To explain the columns below, Median is a median point spread, and can be used to get a feel for how good a team is without overly weighting a blowout win or blowout loss. HS is Brian Burke’s Homemade Sagarin, as implemented in Maggie Xiong’s PDL::Stats. Pred is the predicted Pythagorean expectation. The exponent for this measure is fitted to the data set itself. SOS, SRS, and MOV are the simple ranking components. MOV is margin of victory, or point spread divided by games played. SOS is strength of schedule. SRS is the simple ranking.
In median point spreads, the top three are Green Bay, Houston, and New England. Pythagoreans favor Green Bay, San Francisco, and Houston. On top of SRS are Green Bay and San Francisco, no other teams are even close. The third highest is now Chicago, still sporting the highest strength of schedule of them all.

November 19, 2011 at 1:42 pm
First time I’ve been to your site, thanks for the post. One thing to mention, Tampa Bay actual has a higher strength of schedule.
Also, you have homefield advantage as 2.78…I assume that is just for this season, correct? Do you believe that’s the “correct” long term number?
November 19, 2011 at 1:50 pm
Ryan,
Home field advantage in this instance is calculated via the “Home made Sagarin” technique, which makes it data set dependent and sensitive to the specific implementation of the least squares code. If you go through the calculated season stats, you’ll see it varying quite a bit.
I prefer personally, to look at total games and home wins, and think of the home field advantage in terms of a percentage chance to win at home.
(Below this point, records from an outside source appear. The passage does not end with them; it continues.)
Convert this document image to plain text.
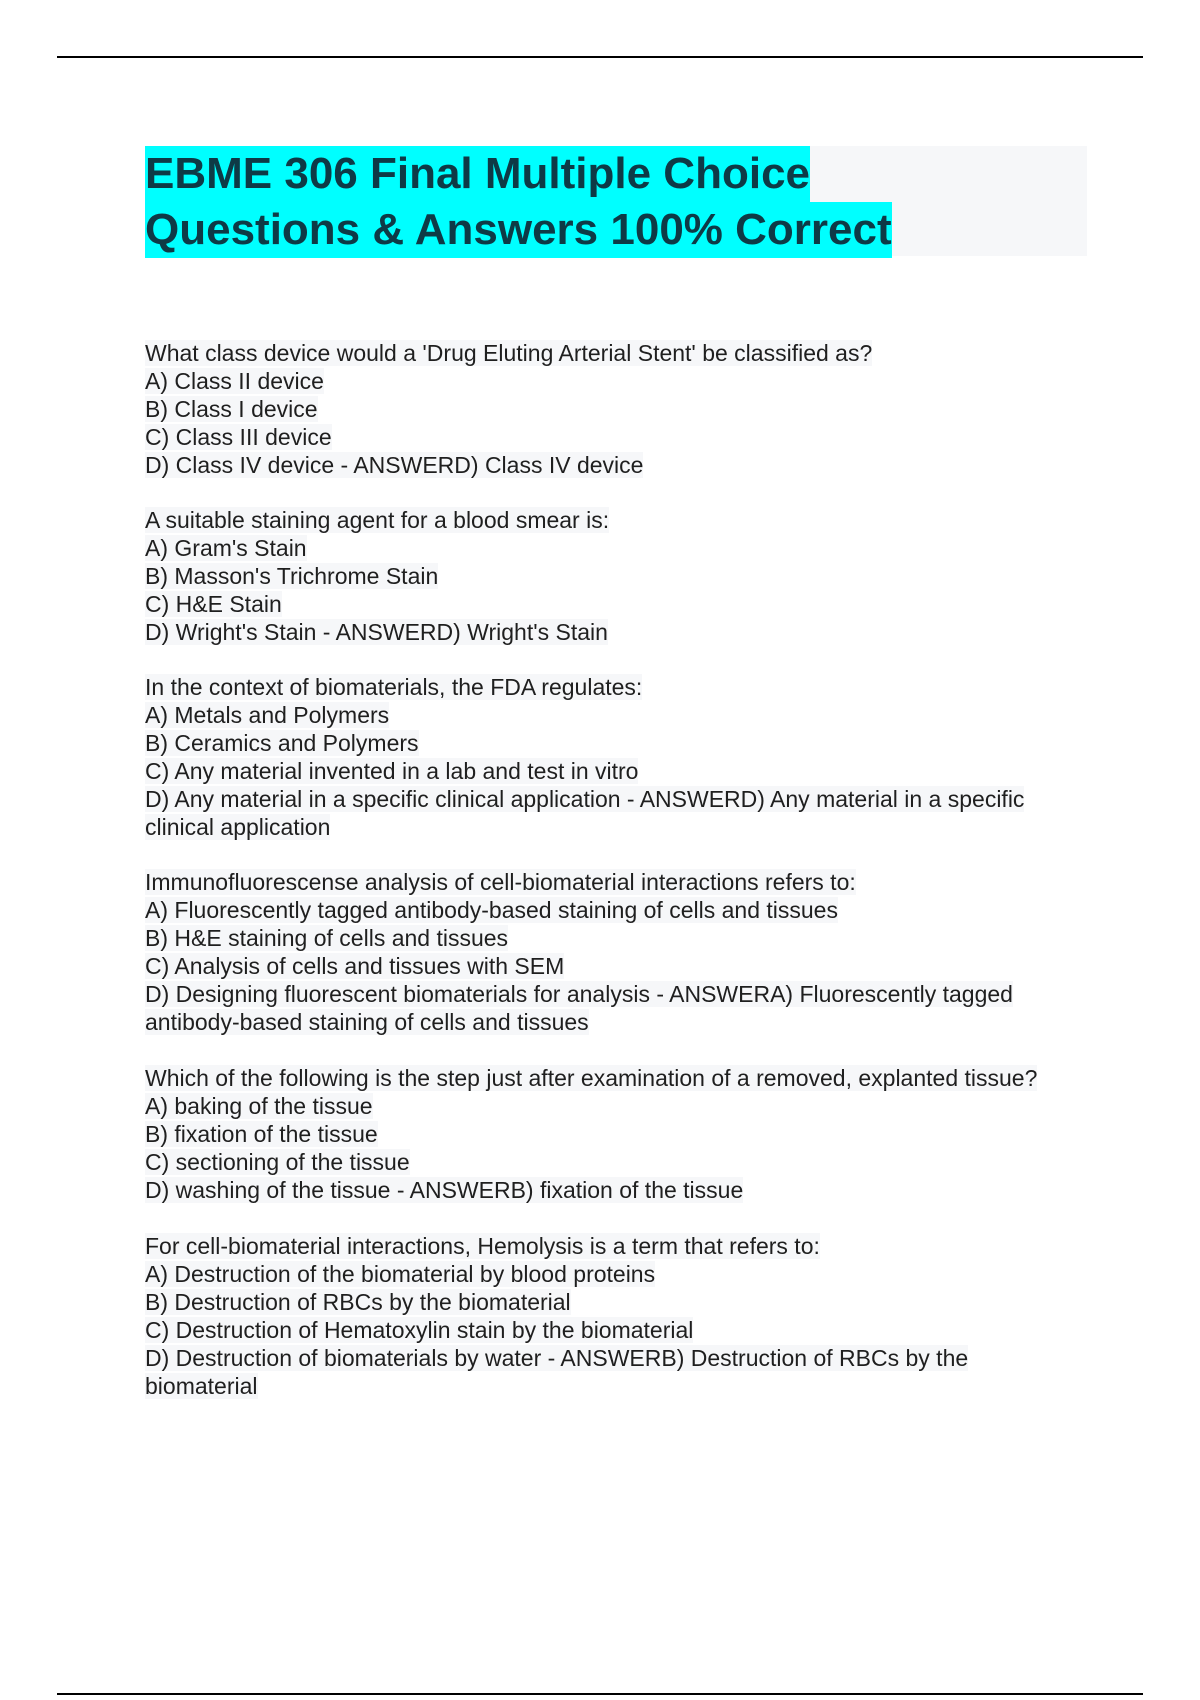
EBME 306 Final Multiple Choice
Questions & Answers 100% Correct
What class device would a 'Drug Eluting Arterial Stent' be classified as?
A) Class II device
B) Class I device
C) Class III device
D) Class IV device - ANSWERD) Class IV device
A suitable staining agent for a blood smear is:
A) Gram's Stain
B) Masson's Trichrome Stain
C) H&E Stain
D) Wright's Stain - ANSWERD) Wright's Stain
In the context of biomaterials, the FDA regulates:
A) Metals and Polymers
B) Ceramics and Polymers
C) Any material invented in a lab and test in vitro
D) Any material in a specific clinical application - ANSWERD) Any material in a specific
clinical application
Immunofluorescense analysis of cell-biomaterial interactions refers to:
A) Fluorescently tagged antibody-based staining of cells and tissues
B) H&E staining of cells and tissues
C) Analysis of cells and tissues with SEM
D) Designing fluorescent biomaterials for analysis - ANSWERA) Fluorescently tagged
antibody-based staining of cells and tissues
Which of the following is the step just after examination of a removed, explanted tissue?
A) baking of the tissue
B) fixation of the tissue
C) sectioning of the tissue
D) washing of the tissue - ANSWERB) fixation of the tissue
For cell-biomaterial interactions, Hemolysis is a term that refers to:
A) Destruction of the biomaterial by blood proteins
B) Destruction of RBCs by the biomaterial
C) Destruction of Hematoxylin stain by the biomaterial
D) Destruction of biomaterials by water - ANSWERB) Destruction of RBCs by the
biomaterial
That’s far less model dependent and it is easy to calculate.
It also works better with logistic regression techniques, and probabilistic analysis.
SOS, in my case, is what I get from calculating simple rankings. And no matter what people think of it, my logistic regressions show it’s a provably real factor in predicting NFL playoff wins.
Hence my interest, and why I calculate it.
D-
November 20, 2011 at 1:22 pm
Another instance it would be excellent to have a link to the perl script you used to generate this. Thanks!
November 20, 2011 at 7:41 pm
As components of the code used to generate these stats have already been published (medians in my old NFL Stats 101 in Perl article, and Pythagoreans, and SrS is now a CPAN module), probably not.
The Homemade Sagarin has implementation issues. The ols implementation in Perl/PDL tends to blow up, and the fall back is the Nelder Mead nonlinear simplex. The simplex has its own set of problems. SciPy, interestingly, has access to Powell’s conjugate gradient method, which would be interesting to implement, if life gave me enough time to explore Python.
D-
November 21, 2011 at 2:14 pm
I’ll refer to your previous article and CPAN module. I’d much like the Homemade Sagarin in a repeatable script, but can understand the challenges. No experience in Perl/PDL, so that might be an issue.
I run a simulated football game called http://deeproute.com and I’d love to take the Homemade Sagarin and use that for each of the simulated leagues to generate rankings. I already use Pythagorean for win totals.
Perhaps the SrS will be useful instead.
Thank you so much for the great work you do!